Und – das ist entscheidend – eine klare Ansage, welche Syrer dauerhaft bleiben dürfen.
„Das wird dann rein zahlenmäßig die Mehrheit sein.“
Pragmatismus statt Maximalforderungen.
Stattdessen weckt Merz Erwartungen, die nicht erfüllbar sind.
Linnemann geifert von „alles weitere“.
Dobrindt verspricht „konsequente Abschiebungen“.
Warum?
Weil die Union in Umfragen verliert.
Weil man verzweifelt rechts fischt.
Weil man hofft, dass die Wähler das Scheitern verzeihen, wenn man nur laut genug verspricht.
Die gefährlichste Lüge
Die gefährlichste Lüge ist die, die von ganz oben kommt.
Aus dem Kanzleramt.
Mit Schaum vor dem Mund.
Und dem Wissen, dass es nicht funktionieren wird.
Was passiert, wenn in zwei Jahren nicht Zehntausende abgeschoben wurden, sondern 10.000?

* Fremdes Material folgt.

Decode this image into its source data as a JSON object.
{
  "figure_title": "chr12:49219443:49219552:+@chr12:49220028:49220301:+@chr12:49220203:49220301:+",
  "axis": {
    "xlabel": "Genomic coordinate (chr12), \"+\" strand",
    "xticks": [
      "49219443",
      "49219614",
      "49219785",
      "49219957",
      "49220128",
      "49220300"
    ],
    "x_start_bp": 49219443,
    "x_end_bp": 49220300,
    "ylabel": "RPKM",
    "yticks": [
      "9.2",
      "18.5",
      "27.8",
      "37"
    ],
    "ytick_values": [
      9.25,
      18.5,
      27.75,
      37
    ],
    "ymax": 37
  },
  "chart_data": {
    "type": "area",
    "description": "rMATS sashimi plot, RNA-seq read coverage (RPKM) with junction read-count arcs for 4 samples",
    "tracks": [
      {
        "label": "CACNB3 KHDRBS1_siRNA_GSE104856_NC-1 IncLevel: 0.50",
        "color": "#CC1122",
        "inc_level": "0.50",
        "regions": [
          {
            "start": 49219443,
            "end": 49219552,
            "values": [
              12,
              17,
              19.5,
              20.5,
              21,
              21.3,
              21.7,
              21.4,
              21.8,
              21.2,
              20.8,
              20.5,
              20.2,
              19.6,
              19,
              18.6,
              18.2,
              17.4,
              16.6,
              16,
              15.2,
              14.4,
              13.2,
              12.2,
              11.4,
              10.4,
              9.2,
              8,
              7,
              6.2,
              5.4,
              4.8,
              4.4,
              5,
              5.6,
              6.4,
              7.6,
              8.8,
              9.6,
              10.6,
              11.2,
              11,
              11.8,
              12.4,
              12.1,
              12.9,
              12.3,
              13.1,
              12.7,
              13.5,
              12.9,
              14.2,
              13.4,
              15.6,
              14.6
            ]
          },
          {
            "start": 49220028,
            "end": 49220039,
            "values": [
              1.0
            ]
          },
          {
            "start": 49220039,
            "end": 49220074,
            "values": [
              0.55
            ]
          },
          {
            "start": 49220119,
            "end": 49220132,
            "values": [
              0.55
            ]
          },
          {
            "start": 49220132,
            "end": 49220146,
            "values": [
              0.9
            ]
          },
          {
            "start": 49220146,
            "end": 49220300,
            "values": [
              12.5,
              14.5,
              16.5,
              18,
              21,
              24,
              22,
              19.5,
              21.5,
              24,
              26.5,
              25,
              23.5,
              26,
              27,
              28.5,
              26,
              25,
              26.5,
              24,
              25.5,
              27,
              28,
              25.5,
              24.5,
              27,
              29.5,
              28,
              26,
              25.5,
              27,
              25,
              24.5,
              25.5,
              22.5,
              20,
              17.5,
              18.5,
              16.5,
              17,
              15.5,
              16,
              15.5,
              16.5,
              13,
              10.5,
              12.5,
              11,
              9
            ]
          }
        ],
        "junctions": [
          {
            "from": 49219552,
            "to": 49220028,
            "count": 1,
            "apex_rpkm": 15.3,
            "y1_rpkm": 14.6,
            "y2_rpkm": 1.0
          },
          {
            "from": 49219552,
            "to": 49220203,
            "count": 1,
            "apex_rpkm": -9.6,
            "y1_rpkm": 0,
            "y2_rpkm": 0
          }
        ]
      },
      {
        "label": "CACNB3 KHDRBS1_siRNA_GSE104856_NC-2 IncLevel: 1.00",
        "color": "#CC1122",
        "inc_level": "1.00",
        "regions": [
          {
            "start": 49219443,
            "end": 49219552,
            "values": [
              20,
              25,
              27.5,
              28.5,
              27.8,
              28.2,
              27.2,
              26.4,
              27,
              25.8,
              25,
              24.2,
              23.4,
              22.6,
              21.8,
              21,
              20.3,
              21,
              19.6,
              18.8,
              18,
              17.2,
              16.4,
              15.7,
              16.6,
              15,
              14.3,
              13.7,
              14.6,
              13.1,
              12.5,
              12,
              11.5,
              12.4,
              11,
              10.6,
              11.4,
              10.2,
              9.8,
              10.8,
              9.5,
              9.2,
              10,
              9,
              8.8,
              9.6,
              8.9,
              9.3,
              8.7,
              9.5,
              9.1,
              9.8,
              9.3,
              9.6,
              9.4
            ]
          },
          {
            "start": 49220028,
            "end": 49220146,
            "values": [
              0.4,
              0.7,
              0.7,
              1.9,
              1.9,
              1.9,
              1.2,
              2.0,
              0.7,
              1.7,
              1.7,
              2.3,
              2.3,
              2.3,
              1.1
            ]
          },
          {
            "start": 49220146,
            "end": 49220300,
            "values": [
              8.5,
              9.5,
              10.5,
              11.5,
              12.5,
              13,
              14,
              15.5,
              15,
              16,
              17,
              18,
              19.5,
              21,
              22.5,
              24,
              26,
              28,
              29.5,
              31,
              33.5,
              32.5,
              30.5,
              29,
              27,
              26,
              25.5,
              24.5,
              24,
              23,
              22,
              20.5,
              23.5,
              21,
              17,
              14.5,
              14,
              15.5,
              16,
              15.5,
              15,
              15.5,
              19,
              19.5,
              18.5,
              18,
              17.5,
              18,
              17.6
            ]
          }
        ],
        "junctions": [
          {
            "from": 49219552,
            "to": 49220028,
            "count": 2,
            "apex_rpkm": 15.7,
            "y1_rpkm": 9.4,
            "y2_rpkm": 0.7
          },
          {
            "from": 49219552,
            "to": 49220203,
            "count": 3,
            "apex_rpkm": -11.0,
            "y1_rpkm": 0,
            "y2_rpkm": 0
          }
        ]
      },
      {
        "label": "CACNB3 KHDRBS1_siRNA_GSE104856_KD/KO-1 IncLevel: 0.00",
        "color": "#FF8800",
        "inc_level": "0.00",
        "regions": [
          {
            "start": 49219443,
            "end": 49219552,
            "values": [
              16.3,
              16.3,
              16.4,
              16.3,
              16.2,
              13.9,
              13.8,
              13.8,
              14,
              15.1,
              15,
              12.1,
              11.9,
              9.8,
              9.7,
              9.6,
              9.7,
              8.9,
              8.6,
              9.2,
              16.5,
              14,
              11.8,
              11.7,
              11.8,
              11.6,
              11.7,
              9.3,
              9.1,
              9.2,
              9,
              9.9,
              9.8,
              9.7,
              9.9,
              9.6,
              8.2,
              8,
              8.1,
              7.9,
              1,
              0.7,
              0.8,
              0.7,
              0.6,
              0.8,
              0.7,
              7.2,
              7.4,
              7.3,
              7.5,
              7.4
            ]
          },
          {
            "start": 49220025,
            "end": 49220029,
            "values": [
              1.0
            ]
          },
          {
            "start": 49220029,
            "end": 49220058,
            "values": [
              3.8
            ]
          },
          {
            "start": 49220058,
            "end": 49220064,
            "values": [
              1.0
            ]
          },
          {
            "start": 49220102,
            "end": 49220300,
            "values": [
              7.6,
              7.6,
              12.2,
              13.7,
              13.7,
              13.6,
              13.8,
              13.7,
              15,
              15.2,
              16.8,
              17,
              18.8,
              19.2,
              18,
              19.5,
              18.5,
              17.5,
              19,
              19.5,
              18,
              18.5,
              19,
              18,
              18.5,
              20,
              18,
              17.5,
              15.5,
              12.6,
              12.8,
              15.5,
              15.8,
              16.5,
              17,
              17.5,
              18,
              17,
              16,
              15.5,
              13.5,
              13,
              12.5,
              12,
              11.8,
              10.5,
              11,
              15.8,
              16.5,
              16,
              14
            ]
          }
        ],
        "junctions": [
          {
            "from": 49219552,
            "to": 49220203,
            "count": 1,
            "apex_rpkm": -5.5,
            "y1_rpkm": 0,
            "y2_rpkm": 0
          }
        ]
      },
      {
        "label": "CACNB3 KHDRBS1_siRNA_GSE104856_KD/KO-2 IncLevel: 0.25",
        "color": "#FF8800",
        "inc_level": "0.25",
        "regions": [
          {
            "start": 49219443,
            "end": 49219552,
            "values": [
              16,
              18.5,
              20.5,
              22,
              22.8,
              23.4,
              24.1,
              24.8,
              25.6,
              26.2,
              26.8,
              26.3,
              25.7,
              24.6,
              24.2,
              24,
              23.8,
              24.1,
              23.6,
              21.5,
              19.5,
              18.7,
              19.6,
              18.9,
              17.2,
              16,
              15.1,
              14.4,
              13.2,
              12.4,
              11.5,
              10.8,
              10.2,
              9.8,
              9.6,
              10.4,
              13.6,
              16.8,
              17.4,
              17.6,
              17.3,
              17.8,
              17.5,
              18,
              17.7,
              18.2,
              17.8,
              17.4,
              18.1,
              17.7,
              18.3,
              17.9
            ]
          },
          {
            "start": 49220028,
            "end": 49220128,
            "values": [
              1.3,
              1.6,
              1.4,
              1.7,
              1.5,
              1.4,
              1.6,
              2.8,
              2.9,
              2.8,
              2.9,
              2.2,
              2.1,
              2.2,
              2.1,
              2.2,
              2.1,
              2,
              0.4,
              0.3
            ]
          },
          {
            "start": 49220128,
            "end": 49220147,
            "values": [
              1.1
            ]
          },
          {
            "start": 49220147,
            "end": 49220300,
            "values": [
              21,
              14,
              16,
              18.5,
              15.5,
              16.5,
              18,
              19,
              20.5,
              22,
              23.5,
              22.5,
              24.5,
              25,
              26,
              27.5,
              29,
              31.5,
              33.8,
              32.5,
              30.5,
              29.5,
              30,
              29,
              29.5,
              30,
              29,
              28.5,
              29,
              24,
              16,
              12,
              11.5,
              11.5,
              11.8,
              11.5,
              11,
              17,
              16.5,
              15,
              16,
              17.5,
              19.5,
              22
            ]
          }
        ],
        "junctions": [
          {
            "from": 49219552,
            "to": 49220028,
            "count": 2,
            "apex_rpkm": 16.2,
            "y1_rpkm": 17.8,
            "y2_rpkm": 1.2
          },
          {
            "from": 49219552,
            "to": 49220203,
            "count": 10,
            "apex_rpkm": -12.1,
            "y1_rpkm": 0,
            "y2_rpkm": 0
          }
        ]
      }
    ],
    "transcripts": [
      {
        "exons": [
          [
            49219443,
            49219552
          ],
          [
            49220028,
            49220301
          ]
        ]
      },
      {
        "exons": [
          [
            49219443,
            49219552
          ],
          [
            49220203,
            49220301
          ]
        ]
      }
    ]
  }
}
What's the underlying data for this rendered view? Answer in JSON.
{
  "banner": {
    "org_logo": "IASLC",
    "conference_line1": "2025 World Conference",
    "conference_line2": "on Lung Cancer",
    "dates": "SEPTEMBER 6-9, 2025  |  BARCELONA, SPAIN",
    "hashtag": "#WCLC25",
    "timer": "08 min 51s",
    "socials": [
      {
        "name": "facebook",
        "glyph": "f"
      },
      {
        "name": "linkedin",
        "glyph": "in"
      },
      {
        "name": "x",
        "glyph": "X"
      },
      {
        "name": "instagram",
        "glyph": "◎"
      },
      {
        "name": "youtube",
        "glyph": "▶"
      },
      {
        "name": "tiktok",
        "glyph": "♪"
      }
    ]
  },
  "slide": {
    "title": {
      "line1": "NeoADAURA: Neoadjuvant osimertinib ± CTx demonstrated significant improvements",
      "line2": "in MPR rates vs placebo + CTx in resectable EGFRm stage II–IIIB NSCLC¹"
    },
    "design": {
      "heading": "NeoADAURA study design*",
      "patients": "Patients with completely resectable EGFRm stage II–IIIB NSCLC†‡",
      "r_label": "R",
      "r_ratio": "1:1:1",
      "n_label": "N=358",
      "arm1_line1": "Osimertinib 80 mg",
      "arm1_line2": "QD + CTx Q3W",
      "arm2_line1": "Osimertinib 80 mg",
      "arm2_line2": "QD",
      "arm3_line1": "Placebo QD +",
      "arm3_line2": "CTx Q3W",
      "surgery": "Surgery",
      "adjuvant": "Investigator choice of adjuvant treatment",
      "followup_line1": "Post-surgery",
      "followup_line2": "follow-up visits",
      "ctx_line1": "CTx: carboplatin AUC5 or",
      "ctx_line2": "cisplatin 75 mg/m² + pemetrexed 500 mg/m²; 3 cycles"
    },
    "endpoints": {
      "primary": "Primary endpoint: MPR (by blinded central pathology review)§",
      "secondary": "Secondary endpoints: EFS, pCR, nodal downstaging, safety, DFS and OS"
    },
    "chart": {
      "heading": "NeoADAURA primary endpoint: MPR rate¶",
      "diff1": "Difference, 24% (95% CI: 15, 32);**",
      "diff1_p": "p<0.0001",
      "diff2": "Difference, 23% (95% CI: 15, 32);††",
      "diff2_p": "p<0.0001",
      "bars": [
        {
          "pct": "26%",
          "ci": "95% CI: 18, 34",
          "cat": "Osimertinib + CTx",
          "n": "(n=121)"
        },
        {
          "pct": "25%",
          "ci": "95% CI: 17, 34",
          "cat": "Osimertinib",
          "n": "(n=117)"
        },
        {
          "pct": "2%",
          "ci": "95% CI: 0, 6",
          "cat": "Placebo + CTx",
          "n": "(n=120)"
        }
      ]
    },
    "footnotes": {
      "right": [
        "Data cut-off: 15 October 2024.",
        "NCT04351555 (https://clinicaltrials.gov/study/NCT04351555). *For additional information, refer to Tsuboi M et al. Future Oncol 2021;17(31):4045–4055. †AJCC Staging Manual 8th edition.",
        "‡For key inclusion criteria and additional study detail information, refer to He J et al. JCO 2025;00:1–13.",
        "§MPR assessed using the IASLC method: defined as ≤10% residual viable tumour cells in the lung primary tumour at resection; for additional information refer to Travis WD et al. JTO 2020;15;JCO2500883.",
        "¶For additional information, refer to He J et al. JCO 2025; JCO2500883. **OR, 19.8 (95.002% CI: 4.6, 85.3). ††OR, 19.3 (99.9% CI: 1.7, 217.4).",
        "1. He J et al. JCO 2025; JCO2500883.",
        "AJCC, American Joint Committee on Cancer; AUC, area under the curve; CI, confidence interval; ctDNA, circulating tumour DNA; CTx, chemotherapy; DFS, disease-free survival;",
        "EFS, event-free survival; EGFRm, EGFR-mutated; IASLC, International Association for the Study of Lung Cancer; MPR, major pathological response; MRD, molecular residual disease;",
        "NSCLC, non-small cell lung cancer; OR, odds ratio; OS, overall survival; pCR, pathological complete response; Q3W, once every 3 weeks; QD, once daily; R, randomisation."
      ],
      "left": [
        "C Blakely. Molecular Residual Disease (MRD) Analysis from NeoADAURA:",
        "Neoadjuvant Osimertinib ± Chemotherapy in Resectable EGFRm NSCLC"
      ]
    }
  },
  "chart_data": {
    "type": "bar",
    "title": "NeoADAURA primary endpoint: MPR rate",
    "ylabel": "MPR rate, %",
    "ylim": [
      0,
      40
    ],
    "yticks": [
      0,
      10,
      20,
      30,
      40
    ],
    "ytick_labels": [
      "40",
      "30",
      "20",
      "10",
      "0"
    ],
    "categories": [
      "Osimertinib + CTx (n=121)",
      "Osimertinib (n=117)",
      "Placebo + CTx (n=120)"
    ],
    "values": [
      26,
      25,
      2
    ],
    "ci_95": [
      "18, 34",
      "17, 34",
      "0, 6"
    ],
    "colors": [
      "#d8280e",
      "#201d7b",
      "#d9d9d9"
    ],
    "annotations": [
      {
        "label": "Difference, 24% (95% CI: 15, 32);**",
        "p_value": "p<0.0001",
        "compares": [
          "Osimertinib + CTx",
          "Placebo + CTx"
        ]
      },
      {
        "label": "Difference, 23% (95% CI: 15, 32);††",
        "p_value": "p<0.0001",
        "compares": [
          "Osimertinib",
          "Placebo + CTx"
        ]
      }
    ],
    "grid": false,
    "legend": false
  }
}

Wenn die Bevölkerung merkt, dass man belogen wurde?
Dann profitiert die AfD.
Denn die sitzt lächelnd am Spielfeldrand und sagt:
„Seht ihr, selbst wenn die Union regiert, können sie es nicht. Wählt uns.“
Die Union füttert durch ihre Lügen genau die Partei, die sie angeblich bekämpfen will.
Merz und Dobrindt wissen, dass ihre Versprechen nicht haltbar sind.
Sie machen sie trotzdem.
Das ist nicht nur unredlich. Das ist gefährlich.
Die Syrien-Lüge wird nicht die AfD schwächen, sondern sie zur Nutznießerin der enttäuschten Erwartungen machen.
Und das wissen Merz und Dobrindt – sie tun es trotzdem.